Prunus × hillieri

Scientific classification
- Kingdom: Plantae
- Clade: Tracheophytes
- Clade: Angiosperms
- Clade: Eudicots
- Clade: Rosids
- Order: Rosales
- Family: Rosaceae
- Genus: Prunus
- Subgenus: Prunus subg. Cerasus
- Section: P. sect. Cerasus
- Species: P. × hillieri
- Binomial name: Prunus × hillieri hort.
- Synonyms: Cerasus hillieri; Prunus hillieri; Prunus 'Spire';

= Prunus × hillieri =

- Genus: Prunus
- Species: × hillieri
- Authority: hort.
- Synonyms: Cerasus hillieri, Prunus hillieri, Prunus 'Spire'

Hybrid species of tree

Prunus × hillieri is the result of a cross between Prunus incisa (Fuji cherry) and Prunus sargentii (hill cherry).

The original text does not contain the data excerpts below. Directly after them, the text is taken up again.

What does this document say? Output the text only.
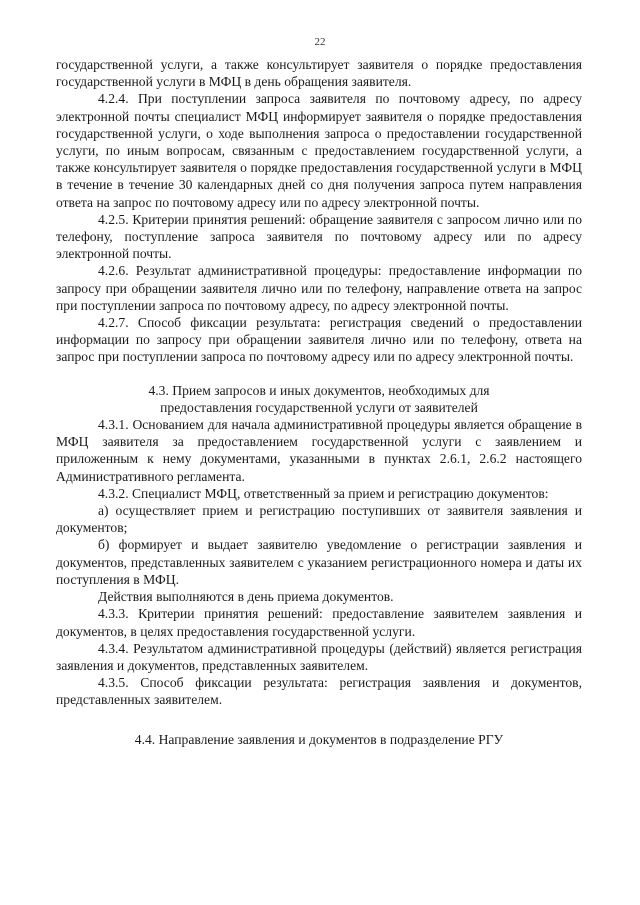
22

государственной услуги, а также консультирует заявителя о порядке предоставления государственной услуги в МФЦ в день обращения заявителя.

4.2.4. При поступлении запроса заявителя по почтовому адресу, по адресу электронной почты специалист МФЦ информирует заявителя о порядке предоставления государственной услуги, о ходе выполнения запроса о предоставлении государственной услуги, по иным вопросам, связанным с предоставлением государственной услуги, а также консультирует заявителя о порядке предоставления государственной услуги в МФЦ в течение в течение 30 календарных дней со дня получения запроса путем направления ответа на запрос по почтовому адресу или по адресу электронной почты.

4.2.5. Критерии принятия решений: обращение заявителя с запросом лично или по телефону, поступление запроса заявителя по почтовому адресу или по адресу электронной почты.

4.2.6. Результат административной процедуры: предоставление информации по запросу при обращении заявителя лично или по телефону, направление ответа на запрос при поступлении запроса по почтовому адресу, по адресу электронной почты.

4.2.7. Способ фиксации результата: регистрация сведений о предоставлении информации по запросу при обращении заявителя лично или по телефону, ответа на запрос при поступлении запроса по почтовому адресу или по адресу электронной почты.

4.3. Прием запросов и иных документов, необходимых для

предоставления государственной услуги от заявителей

4.3.1. Основанием для начала административной процедуры является обращение в МФЦ заявителя за предоставлением государственной услуги с заявлением и приложенным к нему документами, указанными в пунктах 2.6.1, 2.6.2 настоящего Административного регламента.

4.3.2. Специалист МФЦ, ответственный за прием и регистрацию документов:

а) осуществляет прием и регистрацию поступивших от заявителя заявления и документов;

б) формирует и выдает заявителю уведомление о регистрации заявления и документов, представленных заявителем с указанием регистрационного номера и даты их поступления в МФЦ.

Действия выполняются в день приема документов.

4.3.3. Критерии принятия решений: предоставление заявителем заявления и документов, в целях предоставления государственной услуги.

4.3.4. Результатом административной процедуры (действий) является регистрация заявления и документов, представленных заявителем.

4.3.5. Способ фиксации результата: регистрация заявления и документов, представленных заявителем.

4.4. Направление заявления и документов в подразделение РГУ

The most famous cultivar is 'Spire', which was developed from a sport discovered growing in Hillier and Sons nursery of Winchester. Growing to 10 m, with at most a 7 m spread, 'Spire's columnar growth form and pink flowers make it quite useful in particular landscaping applications. It is regularly used as a street tree. In 1993 'Spire' won the Royal Horticultural Society's Award of Garden Merit.